Primo, parce que mon chat n’avait tout simplement pas la conscience de cet endroit situé à l’autre bout du monde et qu’ignorant cela, il ne pouvait le désirer, en avoir envie.

Comment peut-on désirer quelque chose dont nous ignorons l'existence ?

En poussant la réflexion plus loin, est-on plus malheureux parce que nous en ignorons l’existence ?

 

Deuzio parce que mon chat a intégré ce que nombre d’entre nous n’avons toujours pas compris : le bonheur ne peut se vit qu’au présent. Jamais au futur. Encore moins au passé.

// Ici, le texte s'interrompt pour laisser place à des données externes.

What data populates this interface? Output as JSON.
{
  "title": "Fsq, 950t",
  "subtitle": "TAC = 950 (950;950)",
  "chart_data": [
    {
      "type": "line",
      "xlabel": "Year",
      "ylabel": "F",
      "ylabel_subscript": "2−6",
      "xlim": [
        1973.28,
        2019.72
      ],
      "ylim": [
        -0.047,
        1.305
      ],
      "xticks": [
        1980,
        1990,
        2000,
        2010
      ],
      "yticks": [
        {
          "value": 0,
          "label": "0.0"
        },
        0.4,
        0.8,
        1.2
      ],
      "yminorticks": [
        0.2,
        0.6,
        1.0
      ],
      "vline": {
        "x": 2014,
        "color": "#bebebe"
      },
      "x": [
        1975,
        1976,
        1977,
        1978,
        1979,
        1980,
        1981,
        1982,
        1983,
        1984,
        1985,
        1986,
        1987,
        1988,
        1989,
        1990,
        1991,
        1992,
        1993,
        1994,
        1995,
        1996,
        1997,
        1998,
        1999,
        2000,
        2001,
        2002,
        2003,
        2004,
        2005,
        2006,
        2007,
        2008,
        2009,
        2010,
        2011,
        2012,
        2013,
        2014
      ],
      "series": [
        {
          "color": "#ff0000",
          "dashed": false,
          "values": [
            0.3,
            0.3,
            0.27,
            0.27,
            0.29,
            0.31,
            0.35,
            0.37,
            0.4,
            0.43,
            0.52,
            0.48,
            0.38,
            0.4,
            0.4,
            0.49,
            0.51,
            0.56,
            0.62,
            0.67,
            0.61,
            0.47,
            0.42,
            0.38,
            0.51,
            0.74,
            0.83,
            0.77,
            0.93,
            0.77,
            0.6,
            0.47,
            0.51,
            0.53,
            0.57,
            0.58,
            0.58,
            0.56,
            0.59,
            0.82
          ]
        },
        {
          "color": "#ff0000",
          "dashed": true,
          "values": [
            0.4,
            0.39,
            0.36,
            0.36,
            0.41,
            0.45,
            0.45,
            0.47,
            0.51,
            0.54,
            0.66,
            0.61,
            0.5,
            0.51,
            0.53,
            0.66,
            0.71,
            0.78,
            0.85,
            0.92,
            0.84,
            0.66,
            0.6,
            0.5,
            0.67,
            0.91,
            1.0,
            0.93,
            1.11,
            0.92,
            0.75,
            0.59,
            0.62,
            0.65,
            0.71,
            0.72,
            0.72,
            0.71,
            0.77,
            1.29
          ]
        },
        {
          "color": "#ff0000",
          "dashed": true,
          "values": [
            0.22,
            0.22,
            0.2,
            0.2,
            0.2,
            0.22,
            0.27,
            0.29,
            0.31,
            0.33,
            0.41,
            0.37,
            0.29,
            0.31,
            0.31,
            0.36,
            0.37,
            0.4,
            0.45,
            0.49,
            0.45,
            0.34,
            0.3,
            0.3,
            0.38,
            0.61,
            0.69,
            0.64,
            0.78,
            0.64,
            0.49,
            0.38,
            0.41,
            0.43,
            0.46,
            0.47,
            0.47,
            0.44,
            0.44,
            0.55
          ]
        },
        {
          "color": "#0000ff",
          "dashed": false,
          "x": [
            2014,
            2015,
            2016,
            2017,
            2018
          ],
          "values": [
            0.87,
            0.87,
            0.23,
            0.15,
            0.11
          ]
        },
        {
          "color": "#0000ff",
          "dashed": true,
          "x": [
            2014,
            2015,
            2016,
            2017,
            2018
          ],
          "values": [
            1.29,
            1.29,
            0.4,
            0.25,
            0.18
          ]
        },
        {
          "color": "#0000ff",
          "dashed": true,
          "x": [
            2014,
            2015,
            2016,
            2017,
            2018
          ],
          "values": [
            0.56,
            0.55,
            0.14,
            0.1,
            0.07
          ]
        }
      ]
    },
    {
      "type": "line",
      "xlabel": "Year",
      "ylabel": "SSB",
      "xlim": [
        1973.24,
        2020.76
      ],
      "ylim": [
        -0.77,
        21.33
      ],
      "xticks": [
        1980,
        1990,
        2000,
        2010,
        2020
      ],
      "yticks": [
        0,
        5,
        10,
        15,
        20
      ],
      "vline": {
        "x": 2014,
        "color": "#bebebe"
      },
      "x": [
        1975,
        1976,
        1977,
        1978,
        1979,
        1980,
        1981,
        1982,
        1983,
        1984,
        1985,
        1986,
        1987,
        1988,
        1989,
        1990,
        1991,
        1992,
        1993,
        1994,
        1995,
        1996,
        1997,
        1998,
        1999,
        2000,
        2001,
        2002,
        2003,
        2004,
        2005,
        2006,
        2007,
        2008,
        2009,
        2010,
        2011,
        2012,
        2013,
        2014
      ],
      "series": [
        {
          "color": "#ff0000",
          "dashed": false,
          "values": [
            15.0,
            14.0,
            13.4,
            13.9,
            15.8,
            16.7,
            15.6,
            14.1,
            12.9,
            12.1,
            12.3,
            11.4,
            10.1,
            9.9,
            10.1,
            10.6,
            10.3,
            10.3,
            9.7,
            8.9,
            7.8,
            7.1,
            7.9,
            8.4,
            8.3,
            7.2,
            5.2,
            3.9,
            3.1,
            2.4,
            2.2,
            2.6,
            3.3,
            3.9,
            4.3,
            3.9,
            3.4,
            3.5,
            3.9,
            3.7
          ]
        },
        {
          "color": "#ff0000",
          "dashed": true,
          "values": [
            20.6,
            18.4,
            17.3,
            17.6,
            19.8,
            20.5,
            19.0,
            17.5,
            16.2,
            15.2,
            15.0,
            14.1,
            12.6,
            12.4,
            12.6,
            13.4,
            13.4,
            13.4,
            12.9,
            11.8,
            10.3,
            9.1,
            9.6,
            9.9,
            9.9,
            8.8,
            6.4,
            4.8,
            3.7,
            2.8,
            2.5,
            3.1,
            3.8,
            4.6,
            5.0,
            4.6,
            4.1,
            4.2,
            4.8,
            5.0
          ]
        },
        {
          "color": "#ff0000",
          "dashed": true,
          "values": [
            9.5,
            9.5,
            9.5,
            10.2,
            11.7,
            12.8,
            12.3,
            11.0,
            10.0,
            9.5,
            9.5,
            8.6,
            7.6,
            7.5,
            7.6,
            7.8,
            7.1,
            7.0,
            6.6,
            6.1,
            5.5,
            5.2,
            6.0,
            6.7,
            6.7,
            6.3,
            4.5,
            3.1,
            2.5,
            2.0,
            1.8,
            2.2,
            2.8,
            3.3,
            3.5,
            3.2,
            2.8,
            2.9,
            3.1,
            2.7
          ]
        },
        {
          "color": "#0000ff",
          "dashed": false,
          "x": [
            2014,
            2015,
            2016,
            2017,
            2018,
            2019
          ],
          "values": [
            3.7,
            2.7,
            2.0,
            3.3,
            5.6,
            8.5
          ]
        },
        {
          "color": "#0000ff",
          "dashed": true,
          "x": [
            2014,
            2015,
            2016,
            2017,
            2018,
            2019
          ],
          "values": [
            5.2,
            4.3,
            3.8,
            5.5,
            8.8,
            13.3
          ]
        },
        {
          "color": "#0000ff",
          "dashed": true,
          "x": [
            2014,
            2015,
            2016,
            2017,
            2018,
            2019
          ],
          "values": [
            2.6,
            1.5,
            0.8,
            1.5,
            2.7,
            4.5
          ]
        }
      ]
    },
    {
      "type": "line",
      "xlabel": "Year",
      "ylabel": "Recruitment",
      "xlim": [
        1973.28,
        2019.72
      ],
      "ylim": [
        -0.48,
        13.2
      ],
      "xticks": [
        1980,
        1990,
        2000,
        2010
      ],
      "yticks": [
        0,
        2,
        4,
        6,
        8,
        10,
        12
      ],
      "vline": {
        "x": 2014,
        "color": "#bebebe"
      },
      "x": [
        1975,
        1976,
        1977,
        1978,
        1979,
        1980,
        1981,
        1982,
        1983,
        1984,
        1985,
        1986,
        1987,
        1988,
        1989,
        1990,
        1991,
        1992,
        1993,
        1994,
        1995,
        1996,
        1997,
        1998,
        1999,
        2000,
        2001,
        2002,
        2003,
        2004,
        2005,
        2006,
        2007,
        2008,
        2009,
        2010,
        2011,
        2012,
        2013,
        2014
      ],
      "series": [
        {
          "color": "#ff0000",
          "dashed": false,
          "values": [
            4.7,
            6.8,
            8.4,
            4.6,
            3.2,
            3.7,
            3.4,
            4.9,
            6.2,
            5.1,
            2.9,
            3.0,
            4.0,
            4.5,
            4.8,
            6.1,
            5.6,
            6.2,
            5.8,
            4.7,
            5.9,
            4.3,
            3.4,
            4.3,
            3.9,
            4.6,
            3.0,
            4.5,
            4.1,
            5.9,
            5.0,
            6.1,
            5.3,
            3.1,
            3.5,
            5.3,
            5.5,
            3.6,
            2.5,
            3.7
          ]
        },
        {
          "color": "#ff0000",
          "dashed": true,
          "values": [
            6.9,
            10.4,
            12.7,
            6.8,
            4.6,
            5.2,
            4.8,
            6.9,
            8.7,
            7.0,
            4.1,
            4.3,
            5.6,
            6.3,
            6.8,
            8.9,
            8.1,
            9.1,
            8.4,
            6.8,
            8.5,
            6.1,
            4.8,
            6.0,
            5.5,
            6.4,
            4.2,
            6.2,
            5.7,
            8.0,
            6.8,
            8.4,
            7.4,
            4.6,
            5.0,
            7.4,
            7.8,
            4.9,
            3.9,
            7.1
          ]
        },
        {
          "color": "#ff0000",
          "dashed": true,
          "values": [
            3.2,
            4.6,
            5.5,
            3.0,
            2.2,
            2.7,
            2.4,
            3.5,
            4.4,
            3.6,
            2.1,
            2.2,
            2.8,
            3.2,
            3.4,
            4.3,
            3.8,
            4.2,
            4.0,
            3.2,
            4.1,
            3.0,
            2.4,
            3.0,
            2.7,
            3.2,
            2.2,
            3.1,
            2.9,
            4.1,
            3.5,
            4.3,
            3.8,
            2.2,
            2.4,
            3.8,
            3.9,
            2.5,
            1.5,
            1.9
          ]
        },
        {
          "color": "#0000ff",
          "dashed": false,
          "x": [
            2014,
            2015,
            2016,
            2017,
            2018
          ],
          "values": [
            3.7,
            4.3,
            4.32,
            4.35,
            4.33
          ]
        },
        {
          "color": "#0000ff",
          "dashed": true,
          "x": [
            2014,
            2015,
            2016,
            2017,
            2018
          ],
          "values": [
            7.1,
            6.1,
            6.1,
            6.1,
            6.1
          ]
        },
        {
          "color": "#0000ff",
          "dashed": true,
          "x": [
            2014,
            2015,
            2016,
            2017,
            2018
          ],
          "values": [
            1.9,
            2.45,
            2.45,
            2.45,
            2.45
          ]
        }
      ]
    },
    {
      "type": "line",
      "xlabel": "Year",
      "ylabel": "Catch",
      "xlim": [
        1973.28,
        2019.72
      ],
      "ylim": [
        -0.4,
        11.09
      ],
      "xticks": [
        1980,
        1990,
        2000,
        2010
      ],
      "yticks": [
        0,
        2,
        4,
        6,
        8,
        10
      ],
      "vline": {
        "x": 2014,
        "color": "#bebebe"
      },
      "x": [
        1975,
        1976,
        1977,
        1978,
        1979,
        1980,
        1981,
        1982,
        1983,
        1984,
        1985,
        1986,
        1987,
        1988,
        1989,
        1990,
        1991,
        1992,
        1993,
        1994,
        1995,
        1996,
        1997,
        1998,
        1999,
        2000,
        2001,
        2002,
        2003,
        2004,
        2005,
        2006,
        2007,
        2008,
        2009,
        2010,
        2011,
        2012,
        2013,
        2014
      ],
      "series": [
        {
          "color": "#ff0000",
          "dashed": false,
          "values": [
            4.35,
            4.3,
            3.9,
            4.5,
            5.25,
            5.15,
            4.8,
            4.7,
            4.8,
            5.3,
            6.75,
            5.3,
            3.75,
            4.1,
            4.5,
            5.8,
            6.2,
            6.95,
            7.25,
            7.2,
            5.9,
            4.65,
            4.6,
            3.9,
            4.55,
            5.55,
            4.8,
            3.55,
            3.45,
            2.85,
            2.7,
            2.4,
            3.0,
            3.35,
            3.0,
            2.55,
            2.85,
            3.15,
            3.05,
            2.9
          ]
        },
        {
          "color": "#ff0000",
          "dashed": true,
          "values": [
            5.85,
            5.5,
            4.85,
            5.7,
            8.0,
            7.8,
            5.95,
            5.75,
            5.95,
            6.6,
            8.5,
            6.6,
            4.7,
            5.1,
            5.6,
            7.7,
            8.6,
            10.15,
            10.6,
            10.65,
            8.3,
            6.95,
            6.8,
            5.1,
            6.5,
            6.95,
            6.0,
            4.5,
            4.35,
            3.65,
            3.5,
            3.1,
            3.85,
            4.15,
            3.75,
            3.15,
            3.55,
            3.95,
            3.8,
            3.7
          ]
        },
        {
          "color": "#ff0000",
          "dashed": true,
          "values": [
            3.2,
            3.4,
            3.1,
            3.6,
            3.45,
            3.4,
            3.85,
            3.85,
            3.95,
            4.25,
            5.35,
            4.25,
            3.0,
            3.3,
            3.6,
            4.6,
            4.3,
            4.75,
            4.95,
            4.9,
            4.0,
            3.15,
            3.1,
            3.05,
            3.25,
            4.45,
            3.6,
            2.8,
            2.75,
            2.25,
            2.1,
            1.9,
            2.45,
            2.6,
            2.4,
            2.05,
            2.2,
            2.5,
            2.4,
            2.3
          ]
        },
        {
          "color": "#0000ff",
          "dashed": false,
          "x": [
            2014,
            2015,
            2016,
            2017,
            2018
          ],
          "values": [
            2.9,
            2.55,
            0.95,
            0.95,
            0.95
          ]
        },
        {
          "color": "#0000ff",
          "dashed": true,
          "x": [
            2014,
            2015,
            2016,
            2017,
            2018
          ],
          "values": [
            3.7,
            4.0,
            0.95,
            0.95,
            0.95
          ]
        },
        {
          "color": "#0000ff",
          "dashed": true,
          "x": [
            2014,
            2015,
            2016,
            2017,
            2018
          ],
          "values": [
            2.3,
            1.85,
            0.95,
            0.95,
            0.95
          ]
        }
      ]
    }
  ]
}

Au passé, cela s'appelle de la nostalgie mâtinée parfois de regrets, donc de chagrin.

 

Comment est-il possible d'envisager que l’on pourrait être susceptible d'accéder au bonheur dans « x » jours en faisant ceci ou cela ?

Le bonheur ne se réserve pas à l'avance, non plus qu'il ne s'achète.

Il est une succession d’instants de grâce, de partage, de joie qui se vivent plutôt qu’ils ne se programment.

Le bonheur ce sont tous ces petits et grands plaisirs lorsqu'ils sont en phase avec nos besoins.


Je ne sais pas si la perspective de ce prochain voyage rendra cet ami plus heureux.

La promesse du bonheur est-elle proportionnelle au nombre de kilomètres qui nous sépare de notre lieu de vie ? 

A voir mon chat, je suis dubitative.

Comme le dit si justement cet écrivain dont j'apprécie la plume poétique, Christian Bobin, "Le bout du monde et le fond du jardin contiennent la même quantité de merveilles".

Mais chut ! N'en dites rien à personne. Sinon, tout le monde ira au fond du jardin.